Thriving on Half a Brain

The girl with half a brain. That's how people have always described Brandi Binder. She doesn't really mind, because it's the truth.

She's 22, and she knows she's lucky to be alive. When she was 4, she somehow contracted a rare and extreme form of epilepsy that, by all accounts, should have killed her.

Her medical condition could have been something out of a Hollywood script. … And, in fact, it became one in an episode of "Grey's Anatomy."

Like Brandi, the fictional little girl in "Grey's Anatomy" has a condition called Rasmussen's encephalitis. Essentially, half of the brain is healthy and functions normally. The other half is dead or dying.

Brandi and her family watched the "Grey's Anatomy" episode depicting the rare condition.

"Seeing that family get that diagnosis just reminded me of when we stood before our neurologist, and we got that diagnosis," said Binder's mom, Cindy Binder.

Cindy and her husband, Steven Binder, were devastated when they heard the news, and they said watching the fictional account of their daughter's condition brought back all of the initial feelings.

"It's just as fresh watching that as the day it happened. It doesn't matter that it's been 16, 18 years since that happened to us. To see it portrayed like that was very emotional," Cindy said.

A Treatment as Daunting as the Diagnosis

"20/20" first reported on Brandi Binder and her family in 1997. When she was born, the family thought it had a normal, healthy baby. Then came the eye twitching, teeth grinding, drooling and powerful seizures. Binder was having up to 200 seizures a day.

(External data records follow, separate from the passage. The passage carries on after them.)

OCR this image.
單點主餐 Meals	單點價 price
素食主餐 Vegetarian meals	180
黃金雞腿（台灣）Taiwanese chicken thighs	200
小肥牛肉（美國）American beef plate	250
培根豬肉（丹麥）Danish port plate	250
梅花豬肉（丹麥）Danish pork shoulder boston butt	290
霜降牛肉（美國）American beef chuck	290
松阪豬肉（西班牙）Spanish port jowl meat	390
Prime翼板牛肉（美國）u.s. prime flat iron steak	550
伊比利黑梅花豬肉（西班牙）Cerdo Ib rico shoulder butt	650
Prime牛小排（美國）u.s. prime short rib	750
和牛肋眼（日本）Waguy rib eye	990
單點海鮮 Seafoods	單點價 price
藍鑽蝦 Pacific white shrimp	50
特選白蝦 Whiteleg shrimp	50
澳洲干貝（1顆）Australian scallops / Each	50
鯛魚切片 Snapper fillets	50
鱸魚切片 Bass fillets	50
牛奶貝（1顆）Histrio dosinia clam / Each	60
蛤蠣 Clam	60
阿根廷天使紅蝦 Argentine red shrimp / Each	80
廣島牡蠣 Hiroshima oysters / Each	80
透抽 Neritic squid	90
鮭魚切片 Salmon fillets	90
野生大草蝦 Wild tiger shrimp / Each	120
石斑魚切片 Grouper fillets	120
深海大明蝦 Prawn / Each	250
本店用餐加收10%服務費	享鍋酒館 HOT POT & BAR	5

They went to doctors around the country. Finally, one doctor at UCLA got it right and diagnosed her with Rasmussen's encephalitis. It usually affects just one side of the brain -- in this case, Binder's right side.

With the diagnosis came an agonizing decision for her parents. Treatment for the condition was the removal of half of the brain. If they didn't operate, Binder would die, doctors said. Operate, and she would be paralyzed along her left side, which the right brain controls.

They had no idea whether Binder would ever walk again, no idea how, or whether, the rest of her brain -- the left side -- would fully develop. They didn't know whether she'd ever be creative or solve problems, because that part of her brain would be removed.

Recovery would not be easy, but the Binders took one doctor's advice to heart: Challenge their daughter, every day, all the time.

They did, and it paid off. Months after her surgery, Binder started walking again. Even more remarkable, her young brain was able to make new connections -- allowing the left side to take over the functions from the missing right side. Slowly but surely, she began catching up at school.

Binder was 13 when "20/20" first met her. Like other kids, she dreamed back then of a bright future and even an independent life.

Today, nine years later, she still lives with her family, including her younger sister, Ginger. She likely always will. She remains paralyzed on her left side, her vision is impaired, and she's very much aware that people see her differently.

Binder, though, remains as strong and determined as she was during her teens. "I just go on living my life like anybody else, you know, 'cause we all have disabilities in some way. I try the best I can do, despite my limitations," she said.